Second, NJ Drivers Top 3 Moves:
1. The “Jersey-lane-change” as in, “See that car?! Now you DON’T!” Why? Because it just crossed four lanes of traffic in the blink of an eye.
2. The “Threesome” when you disobey the golden 88-or-else rule or look at someone the wrong way and so you (1) receive the finger, (2) the horn and (3) a death threat out the window. And rightfully so… keep your eyes on the road, asshole.
3. The “Zoolander” as in, “Why can’t I turn left anywhere in this f-ckin’ state!?” Because we said so, that’s why. Our state, our rules.
Whatever you have, we have it better.
You know the drill. We’ve got better bagels, better pizza and better looking people. It’s true. And we have Bruce! We have THE BOSS, baby.
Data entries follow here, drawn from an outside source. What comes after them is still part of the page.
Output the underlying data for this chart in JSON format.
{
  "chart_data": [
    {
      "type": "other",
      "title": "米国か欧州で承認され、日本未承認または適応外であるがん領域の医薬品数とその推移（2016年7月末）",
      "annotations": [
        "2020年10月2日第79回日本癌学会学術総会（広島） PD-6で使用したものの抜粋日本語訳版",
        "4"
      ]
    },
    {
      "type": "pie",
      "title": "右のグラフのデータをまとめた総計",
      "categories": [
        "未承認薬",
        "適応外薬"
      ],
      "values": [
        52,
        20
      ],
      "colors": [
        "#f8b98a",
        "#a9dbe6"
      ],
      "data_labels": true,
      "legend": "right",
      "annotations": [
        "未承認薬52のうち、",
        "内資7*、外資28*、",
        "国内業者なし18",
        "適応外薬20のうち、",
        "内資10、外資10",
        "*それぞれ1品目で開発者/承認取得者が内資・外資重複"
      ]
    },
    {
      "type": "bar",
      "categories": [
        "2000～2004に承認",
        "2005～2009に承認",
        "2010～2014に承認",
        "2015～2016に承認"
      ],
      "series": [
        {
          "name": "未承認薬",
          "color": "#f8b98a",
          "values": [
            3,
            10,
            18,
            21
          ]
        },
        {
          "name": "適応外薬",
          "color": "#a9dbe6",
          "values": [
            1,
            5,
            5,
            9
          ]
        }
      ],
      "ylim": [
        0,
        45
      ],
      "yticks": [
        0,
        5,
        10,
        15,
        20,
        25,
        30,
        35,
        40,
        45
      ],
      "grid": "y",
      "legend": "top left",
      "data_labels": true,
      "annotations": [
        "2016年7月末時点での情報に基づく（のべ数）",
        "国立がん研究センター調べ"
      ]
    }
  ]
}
And we are certainly not running out of talent in any of the artistic arenas, any time soon. Some of the best surfers in the world (Mike Gleason, get it cuz) tout the Jersey Shore as their home break. And have you heard of Quincy Mumford & The Reason Why? What about Kid Felix? If you haven’t, you should iTunes hunt them ASAP so you can tell all of your friends that you knew all about them before they made it big. Because they will. Or, if you’re into avant-garde art, check out Katy Hirschfeld’s sexpot collection of grit and glamour at Collage Garage. She’s going to be big, too. And of course, we’re proud to lay home-land claim to Move For Hunger. They’re already big, you idiot, so do some Googling.
So, that’s my argument for the Jersey Shore. We aren’t always the boxed-in version of what you see on TV. We produce some of the most original and talented people on the planet. And behind the (sometimes) misrepresented television and news mockery, we’re just one big make-shift family full of good hearts, sharp tongues and a lot of soul. I mean, what else could you possibly want — clear water and white sand? Come on, don’t be greedy.